Wednesday, February 27, 2008

Derived Properties in LINQ to SQL

When using a rich domain model, you often end up with properties that are dervied from other persisted values. To take a trivial example:

public bool HasMiddleName
{
get { return MiddleName != ""; }
}

where MiddleName is a persisted property (column in the database, mapped by LINQ, etc.).

This works fine in object land, but breaks down when you need to query the database based on this property. LINQ to SQL can't read into the definition of the property itself and figure out what to do. If you try to run something that looks like:

setOfObjects.Where(o => o.HasMiddleName)

you'll get an exception saying that LINQ to SQL doesn't know how to translate HasMiddleName.

Now you're left with a choice: either duplicate the implementation of your property in the query, or come up with something clever. Starting with the assumption that duplicating domain knowledge is bad, let's explore the clever path.

Our particular architecture builds up queries using IQueryable, to make sure that as much of our logic as possible is executed by the database, rather than in memory. IQueryable<T>.Where takes an Expression<Func<T, bool>>, basically an expression that represents a function taking your object and returning a boolean. In the normal case, you just pass a lambda to Where and the compiler builds the expression for you. In our case, we have to build the expression ourselves. Back in the domain object we do:

public static readonly Expression<Func<MyObject,bool>>
HasMiddleNameExpr = o => o.MiddleName != "";

Now we can write queries that look like:

var result = setOfObjects.Where(MyObject.HasMiddleNameExpr)

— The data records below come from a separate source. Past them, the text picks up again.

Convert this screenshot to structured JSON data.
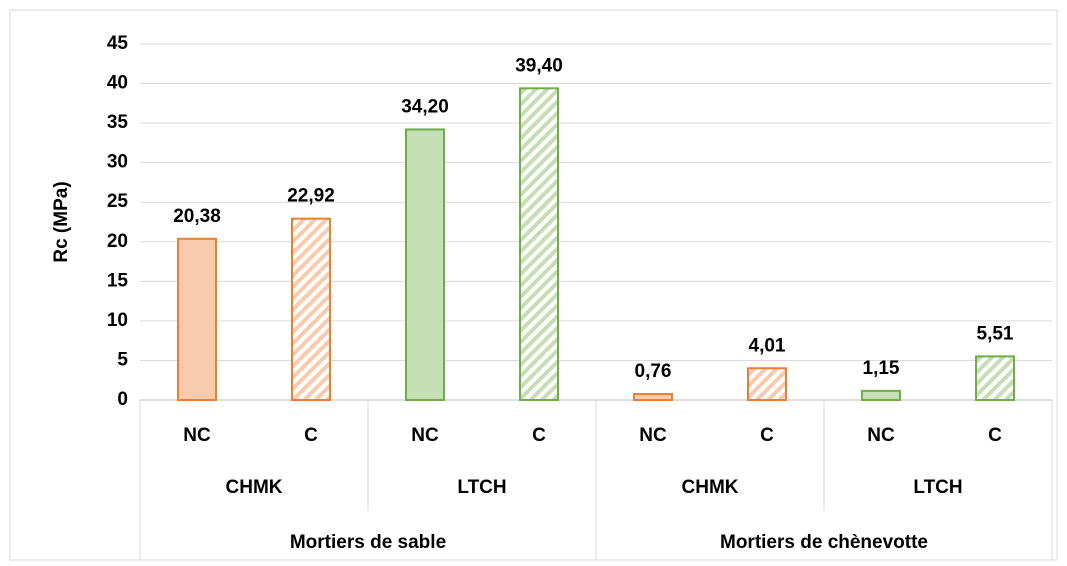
{
  "chart_data": {
    "type": "bar",
    "ylabel": "Rc (MPa)",
    "categories": [
      "NC",
      "C",
      "NC",
      "C",
      "NC",
      "C",
      "NC",
      "C"
    ],
    "groups": [
      "CHMK",
      "LTCH",
      "CHMK",
      "LTCH"
    ],
    "supergroups": [
      "Mortiers de sable",
      "Mortiers de chènevotte"
    ],
    "values": [
      20.38,
      22.92,
      34.2,
      39.4,
      0.76,
      4.01,
      1.15,
      5.51
    ],
    "value_labels": [
      "20,38",
      "22,92",
      "34,20",
      "39,40",
      "0,76",
      "4,01",
      "1,15",
      "5,51"
    ],
    "colors": [
      "#ed7d31",
      "#ed7d31",
      "#70ad47",
      "#70ad47",
      "#ed7d31",
      "#ed7d31",
      "#70ad47",
      "#70ad47"
    ],
    "patterns": [
      "solid",
      "hatched",
      "solid",
      "hatched",
      "solid",
      "hatched",
      "solid",
      "hatched"
    ],
    "ylim": [
      0,
      45
    ],
    "yticks": [
      0,
      5,
      10,
      15,
      20,
      25,
      30,
      35,
      40,
      45
    ],
    "grid": true
  }
}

and things will run just fine. Great! Except we still have duplication: our object has a property with logic in it, and the definition of the expression with the logic in it. Let's remove that.

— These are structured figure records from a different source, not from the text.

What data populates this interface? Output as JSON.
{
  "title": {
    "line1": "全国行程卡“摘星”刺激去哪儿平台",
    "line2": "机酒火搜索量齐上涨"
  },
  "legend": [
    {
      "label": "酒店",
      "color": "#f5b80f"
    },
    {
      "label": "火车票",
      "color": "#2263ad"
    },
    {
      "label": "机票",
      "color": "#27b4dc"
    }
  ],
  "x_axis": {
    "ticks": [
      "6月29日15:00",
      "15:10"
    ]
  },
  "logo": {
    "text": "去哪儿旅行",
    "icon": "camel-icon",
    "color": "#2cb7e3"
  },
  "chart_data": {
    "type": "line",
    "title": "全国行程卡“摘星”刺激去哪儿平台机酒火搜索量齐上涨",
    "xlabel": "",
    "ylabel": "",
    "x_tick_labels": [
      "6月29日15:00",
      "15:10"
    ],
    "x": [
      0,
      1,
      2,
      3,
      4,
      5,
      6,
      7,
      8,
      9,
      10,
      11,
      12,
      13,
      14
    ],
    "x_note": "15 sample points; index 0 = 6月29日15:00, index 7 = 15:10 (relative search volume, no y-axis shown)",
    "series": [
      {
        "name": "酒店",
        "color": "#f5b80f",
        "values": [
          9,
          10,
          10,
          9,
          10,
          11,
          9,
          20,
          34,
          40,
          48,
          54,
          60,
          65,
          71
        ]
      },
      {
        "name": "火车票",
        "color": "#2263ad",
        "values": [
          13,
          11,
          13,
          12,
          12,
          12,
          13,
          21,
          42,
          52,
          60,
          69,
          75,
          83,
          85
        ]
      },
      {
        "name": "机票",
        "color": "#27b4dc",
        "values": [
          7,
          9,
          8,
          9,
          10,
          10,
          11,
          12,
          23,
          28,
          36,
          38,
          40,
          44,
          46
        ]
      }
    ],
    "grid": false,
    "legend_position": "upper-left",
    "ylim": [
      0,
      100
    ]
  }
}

First, since Expressions can't be invoked directly, save a compiled version of the expression (i.e., a Func<MyObject,bool>).

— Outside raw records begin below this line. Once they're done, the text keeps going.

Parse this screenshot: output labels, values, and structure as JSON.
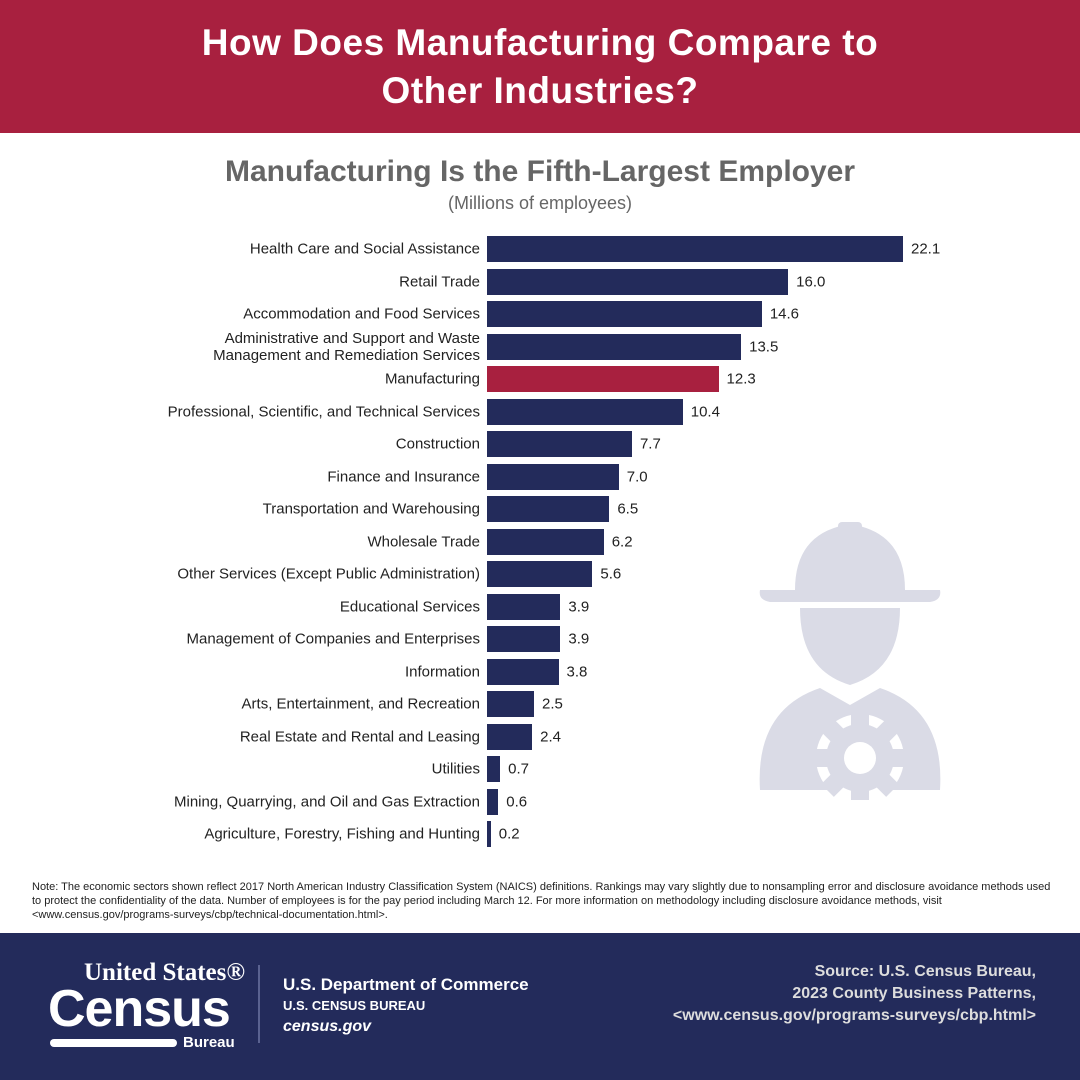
{
  "header": {
    "title": "How Does Manufacturing Compare to Other Industries?"
  },
  "colors": {
    "header": "#A8203F",
    "bar": "#232B5B",
    "highlight": "#A8203F",
    "icon": "#DADBE6"
  },
  "chart_data": {
    "type": "bar",
    "orientation": "horizontal",
    "title": "Manufacturing Is the Fifth-Largest Employer",
    "subtitle": "(Millions of employees)",
    "xlabel": "",
    "ylabel": "",
    "xlim": [
      0,
      22.1
    ],
    "highlight": "Manufacturing",
    "categories": [
      "Health Care and Social Assistance",
      "Retail Trade",
      "Accommodation and Food Services",
      "Administrative and Support and Waste Management and Remediation Services",
      "Manufacturing",
      "Professional, Scientific, and Technical Services",
      "Construction",
      "Finance and Insurance",
      "Transportation and Warehousing",
      "Wholesale Trade",
      "Other Services (Except Public Administration)",
      "Educational Services",
      "Management of Companies and Enterprises",
      "Information",
      "Arts, Entertainment, and Recreation",
      "Real Estate and Rental and Leasing",
      "Utilities",
      "Mining, Quarrying, and Oil and Gas Extraction",
      "Agriculture, Forestry, Fishing and Hunting"
    ],
    "values": [
      22.1,
      16.0,
      14.6,
      13.5,
      12.3,
      10.4,
      7.7,
      7.0,
      6.5,
      6.2,
      5.6,
      3.9,
      3.9,
      3.8,
      2.5,
      2.4,
      0.7,
      0.6,
      0.2
    ]
  },
  "note": "Note: The economic sectors shown reflect 2017 North American Industry Classification System (NAICS) definitions. Rankings may vary slightly due to nonsampling error and disclosure avoidance methods used to protect the confidentiality of the data. Number of employees is for the pay period including March 12. For more information on methodology including disclosure avoidance methods, visit <www.census.gov/programs-surveys/cbp/technical-documentation.html>.",
  "footer": {
    "logo_text": {
      "top": "United States®",
      "main": "Census",
      "bottom": "Bureau"
    },
    "dept": "U.S. Department of Commerce",
    "bureau": "U.S. CENSUS BUREAU",
    "site": "census.gov",
    "source": [
      "Source: U.S. Census Bureau,",
      "2023 County Business Patterns,",
      "<www.census.gov/programs-surveys/cbp.html>"
    ]
  }
}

public static readonly Func<MyObject,bool> HasMiddleNameFunc =
HasMiddleNameExpr.Compile();

Now, define the property in terms of the Func.

public bool HasMiddleName
{
get { return HasMiddleNameFunc(this); }
}

Now all the duplication is removed. Unfortunately this seems like quite a few hoops to have to jump through. Instead of just a property we now have a property, a static function, and a static expression representing the function.

Unfortunately, it gets worse. The particular query we were writing depended on two derived properties and not just one. That meant that we couldn't just call Where with our expression. We wanted all objects where either one or the other property was true. That meant we had to build the or expression ourselves. It looks something like this in the query:

ParameterExpression p =
Expression.Parameter(typeof(MyObject), "p");

var result = setOfObjects.Where(
Expression.Lambda<Func<MyObject,bool>>(
Expression.OrElse(
Expression.Invoke(MyObject.HasMiddleName,p),
Expression.Invoke(MyObject.HasLastName,p)),
p));

What this does is build an expression that represents something like:

p => MyObject.HasMiddleNameFunc(p) ||
MyObject.HasLastNameFunc(p)

The combining of two Func<T,bool> expressions via a logical operator could probably be hidden by an extension method to clean things up a bit.

Ultimately, though, we ended up deciding that there was no way a junior developer reading this code in the future would be able to maintain this, much less understand it. After all this exploration we opted just to duplicate the domain logic in the query.